Probiotic helminth administration in relapsing-remitting multiple sclerosis: a phase 1 study

Abstract

Background: Probiotic treatment strategy based on the hygiene hypothesis, such as administration of ova from the non-pathogenic helminth, Trichuris suis, (TSO) has proven safe and effective in autoimmune inflammatory bowel disease.

Objective: To study the safety and effects of TSO in a second autoimmune disease, multiple sclerosis (MS), we conducted the phase 1 Helminth-induced Immunomodulatory Therapy (HINT 1) study.

Methods: Five subjects with newly diagnosed, treatment-naive relapsing-remitting multiple sclerosis (RRMS) were given 2500 TSO orally every 2 weeks for 3 months in a baseline versus treatment control exploratory trial.

Results: The mean number of new gadolinium-enhancing magnetic resonance imaging (MRI) lesions (n-Gd+) fell from 6.6 at baseline to 2.0 at the end of TSO administration, and 2 months after TSO was discontinued, the mean number of n-Gd+ rose to 5.8. No significant adverse effects were observed. In preliminary immunological investigations, increases in the serum level of the cytokines IL-4 and IL-10 were noted in four of the five subjects.

Conclusion: TSO was well tolerated in the first human study of this novel probiotic in RRMS, and favorable trends were observed in exploratory MRI and immunological assessments. Further investigations will be required to fully explore the safety, effects, and mechanism of action of this immunomodulatory treatment.

Trial registration: ClinicalTrials.gov NCT00645749.

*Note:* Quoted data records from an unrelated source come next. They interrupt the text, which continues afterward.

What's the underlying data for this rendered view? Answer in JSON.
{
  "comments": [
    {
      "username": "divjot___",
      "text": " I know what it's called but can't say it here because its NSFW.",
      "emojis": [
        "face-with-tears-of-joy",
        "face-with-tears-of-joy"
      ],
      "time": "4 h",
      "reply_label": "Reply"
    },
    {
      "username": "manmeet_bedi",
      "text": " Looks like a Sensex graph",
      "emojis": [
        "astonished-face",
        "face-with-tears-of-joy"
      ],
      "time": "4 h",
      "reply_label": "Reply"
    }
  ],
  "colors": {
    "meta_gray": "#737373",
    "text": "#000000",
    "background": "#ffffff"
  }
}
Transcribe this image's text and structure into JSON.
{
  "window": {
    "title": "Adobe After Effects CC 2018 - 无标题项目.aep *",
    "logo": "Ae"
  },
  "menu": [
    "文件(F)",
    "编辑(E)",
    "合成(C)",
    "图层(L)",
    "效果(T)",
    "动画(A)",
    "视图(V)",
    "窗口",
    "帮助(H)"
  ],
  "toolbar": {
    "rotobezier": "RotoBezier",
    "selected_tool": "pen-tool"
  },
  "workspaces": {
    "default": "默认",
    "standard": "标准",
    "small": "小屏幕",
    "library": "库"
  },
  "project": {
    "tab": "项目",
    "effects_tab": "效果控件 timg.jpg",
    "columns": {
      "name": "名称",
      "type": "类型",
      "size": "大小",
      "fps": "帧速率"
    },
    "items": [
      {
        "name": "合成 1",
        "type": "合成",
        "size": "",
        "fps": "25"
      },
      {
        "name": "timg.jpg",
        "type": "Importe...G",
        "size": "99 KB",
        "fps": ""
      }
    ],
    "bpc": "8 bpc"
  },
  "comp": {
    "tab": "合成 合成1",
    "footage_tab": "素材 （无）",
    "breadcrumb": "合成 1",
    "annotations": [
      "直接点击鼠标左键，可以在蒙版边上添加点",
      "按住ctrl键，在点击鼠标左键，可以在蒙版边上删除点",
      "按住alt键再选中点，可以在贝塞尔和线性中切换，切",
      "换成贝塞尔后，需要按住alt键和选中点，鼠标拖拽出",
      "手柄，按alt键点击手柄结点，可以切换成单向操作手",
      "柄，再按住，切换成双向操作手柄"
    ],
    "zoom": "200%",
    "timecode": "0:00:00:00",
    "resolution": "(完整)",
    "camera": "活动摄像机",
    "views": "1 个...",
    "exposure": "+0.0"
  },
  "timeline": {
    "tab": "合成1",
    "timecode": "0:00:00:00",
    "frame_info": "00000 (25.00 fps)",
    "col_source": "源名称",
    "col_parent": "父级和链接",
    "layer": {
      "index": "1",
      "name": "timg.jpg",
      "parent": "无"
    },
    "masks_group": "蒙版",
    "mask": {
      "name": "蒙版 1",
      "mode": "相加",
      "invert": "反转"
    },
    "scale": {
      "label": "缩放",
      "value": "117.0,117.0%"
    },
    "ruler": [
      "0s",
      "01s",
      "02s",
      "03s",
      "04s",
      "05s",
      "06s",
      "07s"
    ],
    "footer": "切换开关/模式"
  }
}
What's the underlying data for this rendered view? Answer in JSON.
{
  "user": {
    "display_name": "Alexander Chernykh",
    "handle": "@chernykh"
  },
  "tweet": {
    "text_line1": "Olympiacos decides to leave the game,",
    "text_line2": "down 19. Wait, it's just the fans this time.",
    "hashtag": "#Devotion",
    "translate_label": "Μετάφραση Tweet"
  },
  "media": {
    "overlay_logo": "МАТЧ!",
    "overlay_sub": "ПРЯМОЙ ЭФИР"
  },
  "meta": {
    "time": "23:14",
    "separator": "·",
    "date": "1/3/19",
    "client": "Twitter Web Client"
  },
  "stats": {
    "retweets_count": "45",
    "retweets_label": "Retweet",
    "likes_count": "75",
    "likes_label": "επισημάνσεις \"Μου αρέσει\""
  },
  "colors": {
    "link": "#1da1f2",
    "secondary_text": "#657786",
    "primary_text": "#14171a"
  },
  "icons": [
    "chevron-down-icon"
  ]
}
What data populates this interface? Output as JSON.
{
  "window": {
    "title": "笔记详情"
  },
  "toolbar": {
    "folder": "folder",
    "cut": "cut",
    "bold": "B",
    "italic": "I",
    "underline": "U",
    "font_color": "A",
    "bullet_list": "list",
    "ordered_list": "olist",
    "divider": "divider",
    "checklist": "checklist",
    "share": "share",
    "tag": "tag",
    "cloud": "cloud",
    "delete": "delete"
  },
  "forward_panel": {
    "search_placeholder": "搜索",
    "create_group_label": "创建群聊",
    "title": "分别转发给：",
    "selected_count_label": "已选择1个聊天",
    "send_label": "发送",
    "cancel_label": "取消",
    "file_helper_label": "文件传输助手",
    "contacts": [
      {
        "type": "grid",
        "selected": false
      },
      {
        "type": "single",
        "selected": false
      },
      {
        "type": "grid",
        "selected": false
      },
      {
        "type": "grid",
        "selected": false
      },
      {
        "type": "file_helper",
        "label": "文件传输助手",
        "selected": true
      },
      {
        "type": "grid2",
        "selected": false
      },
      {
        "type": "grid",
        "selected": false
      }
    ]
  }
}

Conflict of interest statement

Conflict of interest statement

The authors declare that they have no conflicts of interest.

Figures

Figure 1

MRI Results. Masked reading of the number of new (unique to each scan) enhancing lesions after double-dose gadolinium (0.2 mmol/kg body weight) administration on a 3-Tesla MRI brain scan by study day, with study day 1 being the first day of Trichuris suis ova (TSO) administration. Shown in the figure are the screening period (1 month), TSO treatment period (3 months), and the post-treatment observation period (2 months). Subjects are designated by the symbols shown in the insert box.

Figure 2

Systemic acute-phase reactants. (A) Serum high-sensitivity C-reactive protein (hs-CRP) levels in mg/l. (B) Blood eosinophil levels in cells/μl. (C) Specific IgG1 for Trichuris suis in optical density units (OD 465nm). (D) Specific IgA for T. suis in optical density units (OD 465nm).

Figure 3

Serum cytokine determinations. The cytokines shown were measured by ELISA and reported in pg/ml.

Figure 4

Frequency of alternatively activated monocytes (AAM). After isolation of peripheral blood mononuclear cells by Ficoll density gradient and staining for CD14+ (monocytes), cells were stained with markers characteristic of AAM (Panel (A) CD23+; Panel (B) CD 124+). Representative results are shown for a control healthy donor subject and two of the study subjects, 001 and 002. Data are shown for timepoints at screening and after 1, 2, or 3 months of TSO treatment, and the frequency of doubly stained, AAM phenotypic cells is indicated by the insert box and the percent enumerations shown. No significant increases in AAM frequency were noted during TSO treatment.

Figure 5

Frequency of CD4+CD25+FoxP3+T regulatory cells. After isolation of peripheral blood mononuclear cells by Ficoll density gradient, cells were stained for CD4 and CD25, fixed and permeabilized, and then stained for Foxp3 expression. The frequency of FoxP3+ cells as a percentage of total CD4+ cells for all subjects during the study is shown.